The ultimate fate of tectonic oceanic plates is usually to be subducted beneath another plate and sink into the Earth, eventually to be mixed back in with the rest of the mantle.  However, a slab’s history between the surface and the deep can be various and complicated.  Whilst all known slabs sink quickly to the transition zone (410–660 km beneath the surface), hereafter there are significant differences between slabs (Figure 1; Fukao & Obayahi, 2013).  Some like the Farallon plate apparently travel unimpeded to the core–mantle boundary, whilst many like the Honshu and Bonin slabs ‘stagnate’ at 660 km, or even pond deeper still at 1000 km such as the Mariana slab.  The reason for these differences is as yet unclear.  It also remains uncertain whether or not these ponded slabs will eventually sink once again, or be entrained into the transition zone and upper mantle.  These questions are of fundamental importance to the history of the Earth, since slabs cycle material back into the deep interior.  Were stagnation the norm, it would be easier to maintain chemical differences between the upper and lower mantles; whilst if fast sinking is more usual, the two layers would be much more efficiently stirred together.

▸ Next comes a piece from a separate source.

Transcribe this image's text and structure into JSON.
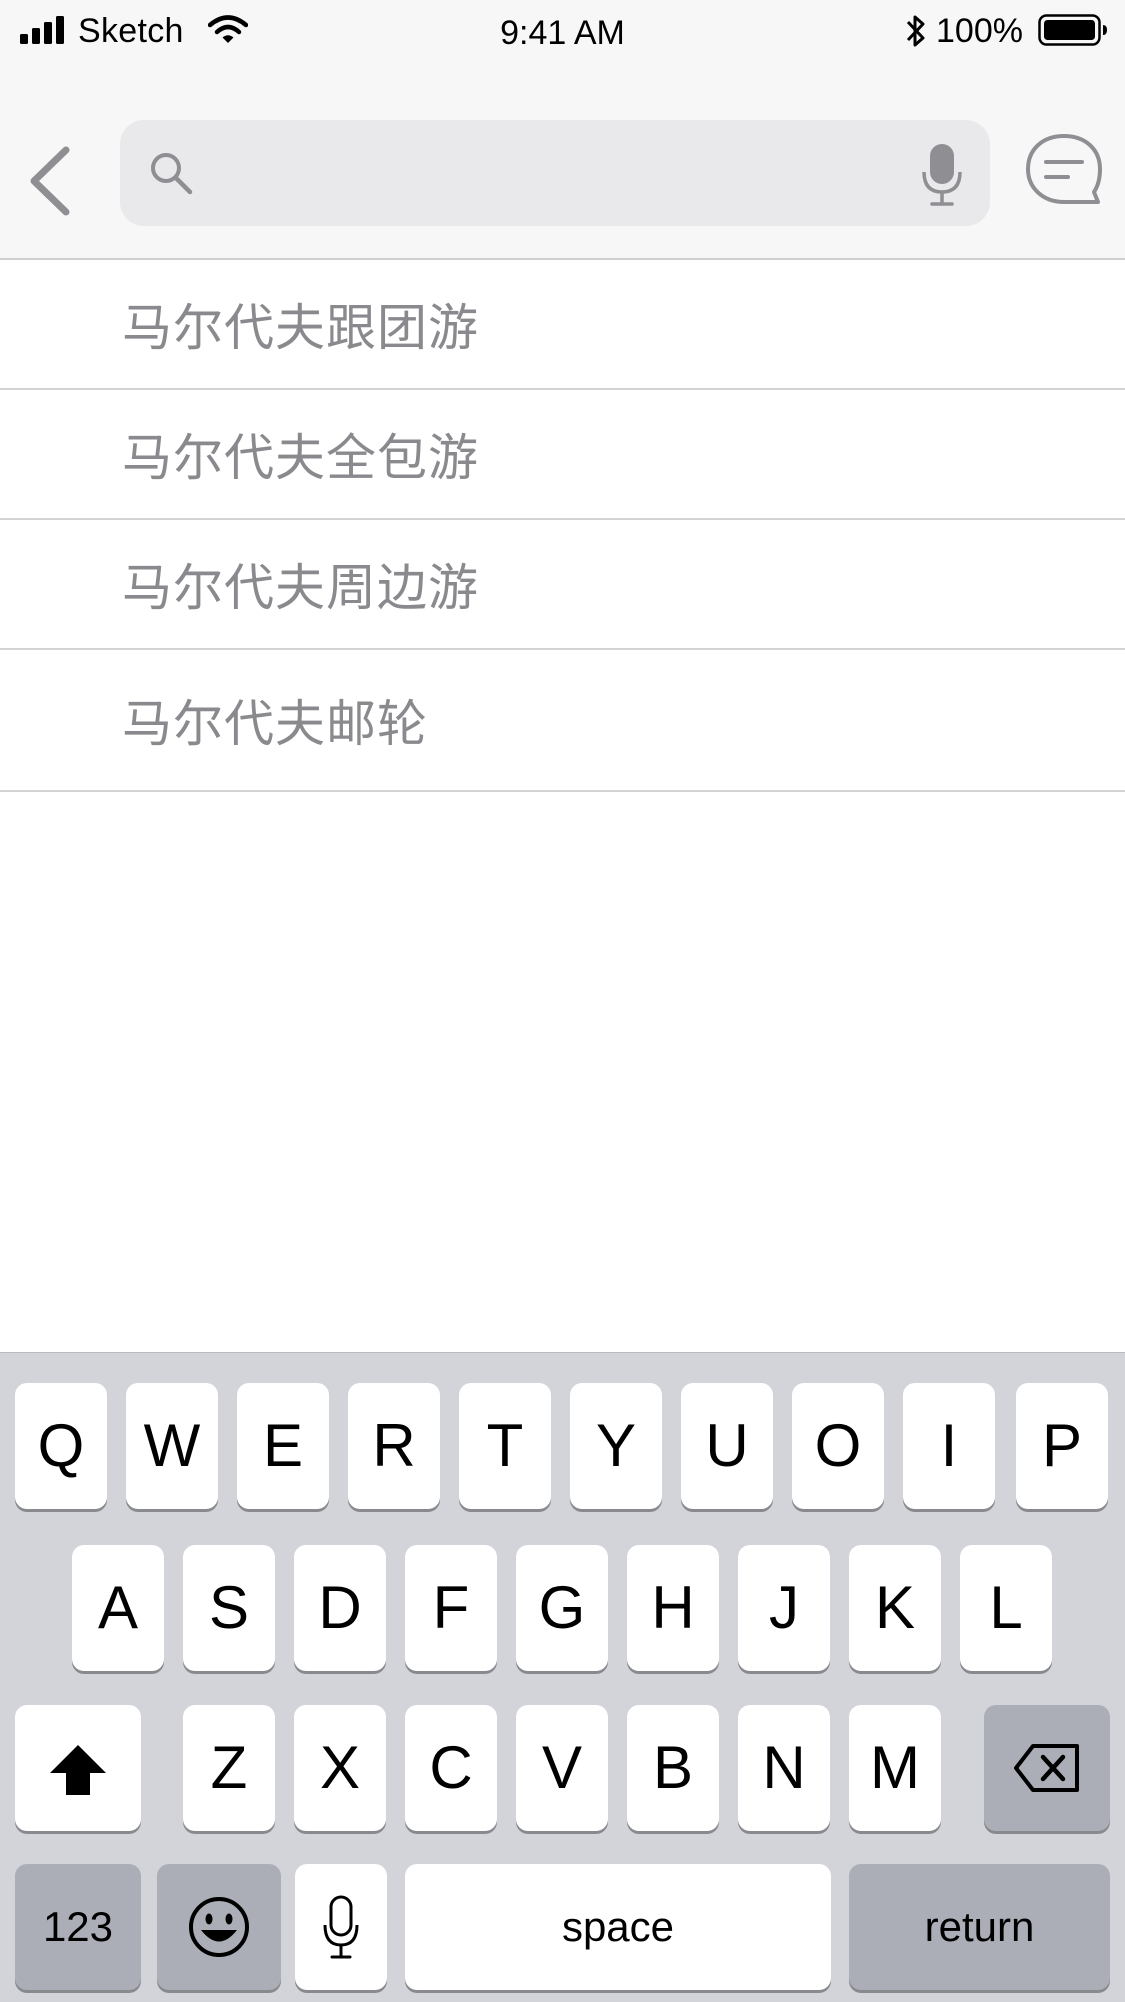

Tomographic cross sections through the Central American arc.

Figure 1.  Tomographic cross-sections through the Central American arc, showing P-wave velocity.  Note that in the north (sections A–E), the fast region (believed to be the subducting slab) is arranged much more shallowly and ponds above 1000 km, whilst further south (sections F–J) the slab appears to penetrate quickly into the lower mantle.  In this project, you will study earthquakes from slabs in the transition zone to improve our understanding of these different slab morphologies and dynamics. (Figure 16 of Fukao & Obayashi, 2013.)

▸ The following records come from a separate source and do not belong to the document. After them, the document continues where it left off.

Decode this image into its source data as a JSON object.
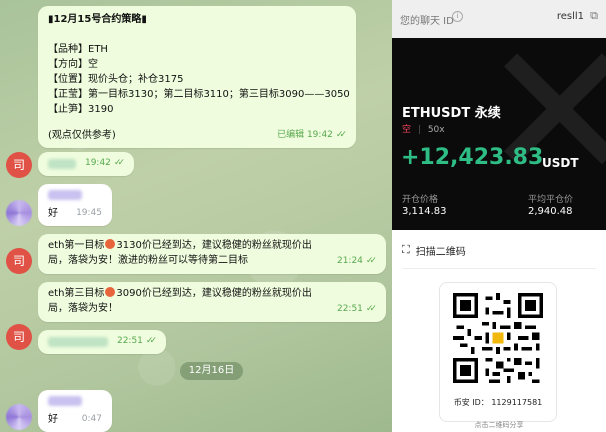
{
  "chat": {
    "strategy": {
      "title": "▮12月15号合约策略▮",
      "lines": [
        "【品种】ETH",
        "【方向】空",
        "【位置】现价头仓；补仓3175",
        "【正莹】第一目标3130；第二目标3110；第三目标3090——3050",
        "【止笋】3190"
      ],
      "note": "(观点仅供参考)",
      "edited_time": "已编辑 19:42"
    },
    "msg_time_1942": "19:42",
    "reply_good_1": {
      "text": "好",
      "time": "19:45"
    },
    "target1": {
      "text_pre": "eth第一目标",
      "text_post": "3130价已经到达，建议稳健的粉丝就现价出局，落袋为安！激进的粉丝可以等待第二目标",
      "time": "21:24"
    },
    "target3": {
      "text_pre": "eth第三目标",
      "text_post": "3090价已经到达，建议稳健的粉丝就现价出局，落袋为安！",
      "time": "22:51"
    },
    "msg_time_2251": "22:51",
    "date_divider": "12月16日",
    "reply_good_2": {
      "text": "好",
      "time": "0:47"
    },
    "avatar_char": "司"
  },
  "panel": {
    "header_left": "您的聊天 ID",
    "header_right": "resll1",
    "pair": "ETHUSDT 永续",
    "side": "空",
    "leverage": "50x",
    "pnl": "+12,423.83",
    "pnl_unit": "USDT",
    "open_label": "开仓价格",
    "open_value": "3,114.83",
    "close_label": "平均平仓价",
    "close_value": "2,940.48",
    "scan_label": "扫描二维码",
    "user_id_label": "币安 ID：",
    "user_id": "1129117581",
    "share_text": "点击二维码分享"
  },
  "colors": {
    "profit": "#2ebd85",
    "short": "#f6465d",
    "bubble": "#effdde",
    "check": "#5aa84f"
  }
}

This project will investigate how slabs travel through the mantle, and what material they carry, by examining earthquakes occurring in the transition zone and above.  By examining seismicity—the occurrence, timing, location and focal mechanism of these events—it will be possible to improve knowledge of the state of stress in the slab and relate this, for example, to the viscosity contrast between the slab and lower mantle.  It will also help to address why such deep earthquakes occur, which is also a largely unexplained phenomenon.

The project will also use deep earthquakes to study the structure of the slab.  Careful measurement and modelling of the waveforms created by deep events can reveal the structure around the event (e.g., Fan et al., 2019).  This includes inferring the presence of anisotropy (Figure 2; Nowacki et al., 2015).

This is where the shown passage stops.